Inside Quantum Technology

Quantum experts endorse NIST’s RFI on China’s standards strategy

Two industry experts who spoke during the IQT Fall conference about China’s role in the quantum technology sector endorsed a recent move by the National Institute of Standards and Technology (NIST) to issue a Request for Information regarding China’s participation in international standards development.

NIST was authorized by this year’s National Defense Authorization Act to conduct a study and issue recommendations on the People’s Republic of China’s (PRC) role in the standards process. The RFI stated that NIST “is seeking comments to provide information for the study and resulting recommendations… Recommendations on the actions the United States could take to mitigate any undue influence of the PRC and bolster United States public and private sector participation in international standards-setting bodies are also sought.”

Laura Thomas, senior director of national security solutions for ColdQuanta, who spoke on a panel about China at IQT Fall, told IQT News by email that the RFI comes at a time when the Chinese Communist Party (CCP) is looking set “global rules across many industries by 2035, including emerging technologies. The NIST RFI is an effort by the U.S. Government to assess the impact to global markets and national & international security if the CCP were to be successful.”

New details on that standards strategy were released by China’s State Council last month, an expected move which likely prompted the NIST RFI.
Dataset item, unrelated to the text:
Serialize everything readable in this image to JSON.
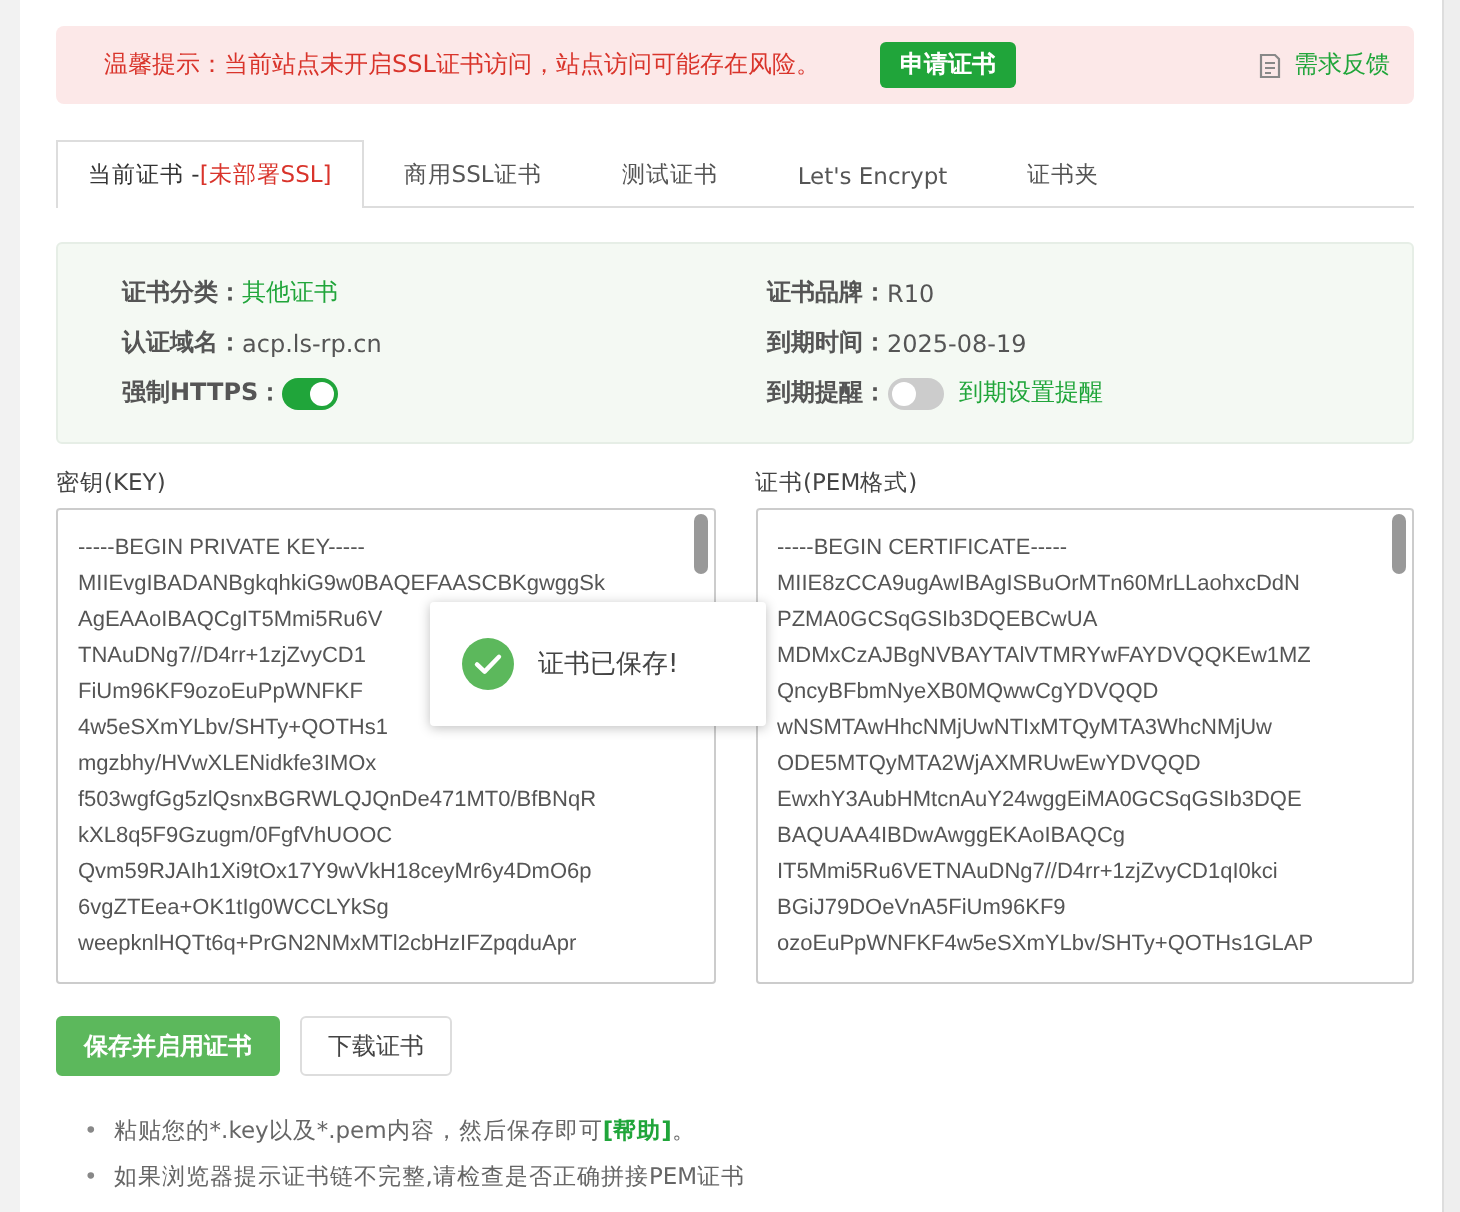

Terrill Frantz, Associate Professor of eBusiness and Cybersecurity, Quantum Information Science Programs at the Harrisburg University of Science and Technology, moderated the panel Thomas spoke on. He commented via email that it’s “good timing to look [at China’s standards policies], and each day the importance of tech standards is growing in the geopolitical sphere. China’s strategy released last month has ‘upped the ante’ with standards-setting in geopolitics.  The NIST RFI… is partly a reaction to that. The community knew the China announcement was forthcoming.”
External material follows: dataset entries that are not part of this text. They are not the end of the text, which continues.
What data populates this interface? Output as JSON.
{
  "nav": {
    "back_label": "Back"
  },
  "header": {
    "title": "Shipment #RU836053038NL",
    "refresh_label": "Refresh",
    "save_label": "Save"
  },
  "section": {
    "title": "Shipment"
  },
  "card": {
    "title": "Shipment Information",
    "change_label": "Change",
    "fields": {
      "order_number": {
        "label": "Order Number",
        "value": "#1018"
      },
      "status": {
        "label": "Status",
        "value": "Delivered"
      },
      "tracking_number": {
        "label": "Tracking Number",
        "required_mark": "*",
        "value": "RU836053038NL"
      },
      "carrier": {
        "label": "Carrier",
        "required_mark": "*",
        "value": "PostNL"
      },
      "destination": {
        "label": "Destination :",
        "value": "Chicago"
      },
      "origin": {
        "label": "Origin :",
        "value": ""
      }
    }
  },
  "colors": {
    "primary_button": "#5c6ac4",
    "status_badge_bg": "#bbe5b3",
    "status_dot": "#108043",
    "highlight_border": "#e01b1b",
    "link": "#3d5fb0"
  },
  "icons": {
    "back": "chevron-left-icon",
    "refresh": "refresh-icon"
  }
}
Frantz noted during the IQT Fall panel that China already is aggressive in paying people to drive standardization development almost right from the inception of a new technology. He reiterated this week that “China is smartly getting to the table first in standards projects… Other countries are too slow to act.”

Thomas, who used to work for the CIA, explained why China’s influence in such projects should be concerning. “Technology standards allow you to connect to WI-FI when traveling abroad just as you would at home. They create larger markets and allow integration, which generally benefits the common person,” she said. “However, standard-setting could be used to control information flows and access to technology. Based on the CCP’s recent history of IP theft, its lack of transparency, and its coercive use of technology to intimidate minorities and political dissidents, it’s not a stretch to envision the CCP coercively wielding new technology standards.”

Both Frantz and ColdQuanta said they are contributing comments to the NIST RFI.